Oliver Twist by Charles Dickens

“Look here! do you see this! Isn’t it a most wonderful and extraordinary thing that I can’t call at a man’s house but I find a piece of this poor surgeon’s friend on the staircase? I’ve been lamed with orange-peel once, and I know orange-peel will be my death at last. It will, sir: orange-peel will be my death, or I’ll be content to eat my own head, sir!”

This was the handsome offer with which Mr. Grimwig backed and confirmed nearly every assertion he made; and it was the more singular in his case, because, even admitting for the sake of argument, the possibility of scientific improvements being ever brought to that pass which will enable a gentleman to eat his own head in the event of his being so disposed, Mr. Grimwig’s head was such a particularly large one, that the most sanguine man alive could hardly entertain a hope of being able to get through it at a sitting—to put entirely out of the question, a very thick coating of powder.

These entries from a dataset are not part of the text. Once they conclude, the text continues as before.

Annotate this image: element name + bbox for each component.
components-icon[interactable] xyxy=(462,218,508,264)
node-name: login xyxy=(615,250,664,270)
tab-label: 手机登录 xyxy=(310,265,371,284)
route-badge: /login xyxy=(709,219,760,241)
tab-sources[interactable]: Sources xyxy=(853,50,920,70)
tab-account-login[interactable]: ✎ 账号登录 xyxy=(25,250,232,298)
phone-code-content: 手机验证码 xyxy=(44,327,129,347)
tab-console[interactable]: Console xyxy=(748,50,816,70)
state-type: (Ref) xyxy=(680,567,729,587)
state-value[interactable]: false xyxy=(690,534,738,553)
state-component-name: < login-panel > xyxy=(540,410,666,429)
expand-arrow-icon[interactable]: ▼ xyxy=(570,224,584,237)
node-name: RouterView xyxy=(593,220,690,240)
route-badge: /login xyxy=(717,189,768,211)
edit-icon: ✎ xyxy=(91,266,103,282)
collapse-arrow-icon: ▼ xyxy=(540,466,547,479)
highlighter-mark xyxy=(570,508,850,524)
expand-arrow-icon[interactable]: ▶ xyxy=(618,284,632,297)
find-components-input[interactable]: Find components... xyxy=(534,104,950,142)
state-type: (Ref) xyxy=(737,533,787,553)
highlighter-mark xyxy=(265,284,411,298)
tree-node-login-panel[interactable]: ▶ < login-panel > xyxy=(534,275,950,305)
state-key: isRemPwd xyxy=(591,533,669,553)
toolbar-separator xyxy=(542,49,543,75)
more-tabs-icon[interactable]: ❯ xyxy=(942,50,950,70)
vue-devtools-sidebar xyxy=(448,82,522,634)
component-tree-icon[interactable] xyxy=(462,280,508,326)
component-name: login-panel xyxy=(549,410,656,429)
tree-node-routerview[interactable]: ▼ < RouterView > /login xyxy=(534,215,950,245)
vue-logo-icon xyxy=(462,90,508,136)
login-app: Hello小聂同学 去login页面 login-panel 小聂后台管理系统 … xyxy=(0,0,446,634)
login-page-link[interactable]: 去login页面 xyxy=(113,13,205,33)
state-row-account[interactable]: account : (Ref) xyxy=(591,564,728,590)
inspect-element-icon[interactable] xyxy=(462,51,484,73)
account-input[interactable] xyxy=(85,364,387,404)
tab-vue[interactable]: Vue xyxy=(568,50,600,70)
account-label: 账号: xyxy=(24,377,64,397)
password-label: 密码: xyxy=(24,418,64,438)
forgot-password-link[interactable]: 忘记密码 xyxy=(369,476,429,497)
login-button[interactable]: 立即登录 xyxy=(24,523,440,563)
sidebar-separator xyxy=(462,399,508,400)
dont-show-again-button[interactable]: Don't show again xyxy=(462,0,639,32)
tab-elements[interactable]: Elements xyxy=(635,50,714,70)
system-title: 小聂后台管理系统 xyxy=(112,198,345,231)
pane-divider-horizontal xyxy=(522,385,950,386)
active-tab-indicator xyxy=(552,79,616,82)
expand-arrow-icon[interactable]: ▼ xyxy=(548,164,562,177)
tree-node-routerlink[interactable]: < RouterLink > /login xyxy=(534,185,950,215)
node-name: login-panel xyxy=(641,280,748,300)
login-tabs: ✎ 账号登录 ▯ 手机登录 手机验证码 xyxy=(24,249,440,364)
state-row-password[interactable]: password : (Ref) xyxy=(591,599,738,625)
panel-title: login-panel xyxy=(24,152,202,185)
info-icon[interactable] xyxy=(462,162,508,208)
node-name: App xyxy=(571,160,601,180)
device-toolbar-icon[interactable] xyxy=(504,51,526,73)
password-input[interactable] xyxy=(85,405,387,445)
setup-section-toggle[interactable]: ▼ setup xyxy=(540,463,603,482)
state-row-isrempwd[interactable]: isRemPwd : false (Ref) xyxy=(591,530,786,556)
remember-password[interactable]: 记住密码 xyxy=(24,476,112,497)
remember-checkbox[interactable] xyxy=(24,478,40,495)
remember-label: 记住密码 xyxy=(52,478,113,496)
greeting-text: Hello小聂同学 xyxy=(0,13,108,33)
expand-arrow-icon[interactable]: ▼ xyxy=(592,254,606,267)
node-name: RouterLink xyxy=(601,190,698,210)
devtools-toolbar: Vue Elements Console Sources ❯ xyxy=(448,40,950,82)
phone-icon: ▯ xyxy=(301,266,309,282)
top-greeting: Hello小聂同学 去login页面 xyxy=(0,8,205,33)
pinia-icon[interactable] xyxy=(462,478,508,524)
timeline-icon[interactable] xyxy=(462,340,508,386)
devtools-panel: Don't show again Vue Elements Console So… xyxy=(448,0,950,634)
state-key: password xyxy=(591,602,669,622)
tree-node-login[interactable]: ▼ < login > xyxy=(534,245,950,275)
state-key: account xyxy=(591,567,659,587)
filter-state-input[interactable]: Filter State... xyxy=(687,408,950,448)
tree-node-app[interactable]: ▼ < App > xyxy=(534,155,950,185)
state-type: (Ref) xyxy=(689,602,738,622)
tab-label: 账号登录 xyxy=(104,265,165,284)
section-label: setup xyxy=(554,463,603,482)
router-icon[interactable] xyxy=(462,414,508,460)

“I’ll eat my head, sir,” repeated Mr. Grimwig, striking his stick upon the ground. “Hallo! what’s that!” looking at Oliver, and retreating a pace or two.

“This is young Oliver Twist, whom we were speaking about,” said Mr. Brownlow.

Oliver bowed.

“You don’t mean to say that’s the boy who had the fever, I hope?” said Mr. Grimwig, recoiling a little more. “Wait a minute! Don’t speak! Stop—” continued Mr. Grimwig, abruptly, losing all dread of the fever in his triumph at the discovery; “that’s the boy who had the orange! If that’s not the boy, sir, who had the orange, and threw this bit of peel upon the staircase, I’ll eat my head, and his too.”

“No, no, he has not had one,” said Mr. Brownlow, laughing. “Come! Put down your hat; and speak to my young friend.”

“I feel strongly on this subject, sir,” said the irritable old gentleman, drawing off his gloves. “There’s always more or less orange-peel on the pavement in our street; and I know it’s put there by the surgeon’s boy at the corner. A young woman stumbled over a bit last night, and fell against my garden-railings; directly she got up I saw her look towards his infernal red lamp with the pantomime-light. “Don’t go to him,’ I called out of the window, “he’s an assassin! A man-trap!’ So he is. If he is not—” Here the irascible old gentleman gave a great knock on the ground with his stick; which was always understood, by his friends, to imply the customary offer, whenever it was not expressed in words. Then, still keeping his stick in his hand, he sat down; and, opening a double eye-glass, which he wore attached to a broad black riband, took a view of Oliver: who, seeing that he was the object of inspection, coloured, and bowed again.

“That’s the boy, is it?” said Mr. Grimwig, at length.

“That’s the boy,” replied Mr. Brownlow.

“How are you, boy?” said Mr. Grimwig.

“A great deal better, thank you, sir,” replied Oliver.

Mr. Brownlow, seeming to apprehend that his singular friend was about to say something disagreeable, asked Oliver to step downstairs and tell Mrs. Bedwin they were ready for tea; which, as he did not half like the visitor’s manner, he was very happy to do.

“He is a nice-looking boy, is he not?” inquired Mr. Brownlow.

“I don’t know,” replied Mr. Grimwig, pettishly.

“Don’t know?”

“No. I don’t know. I never see any difference in boys. I only know two sorts of boys. Mealy boys, and beef-faced boys.”

“And which is Oliver?”

“Mealy. I know a friend who has a beef-faced boy; a fine boy, they call him; with a round head, and red cheeks, and glaring eyes; a horrid boy; with a body and limbs that appear to be swelling out of the seams of his blue clothes; with the voice of a pilot, and the appetite of a wolf. I know him! The wretch!”

“Come,” said Mr. Brownlow, “these are not the characteristics of young Oliver Twist; so he needn’t excite your wrath.”

“They are not,” replied Mr. Grimwig. “He may have worse.”

Here Mr. Brownlow coughed impatiently; which appeared to afford Mr. Grimwig the most exquisite delight.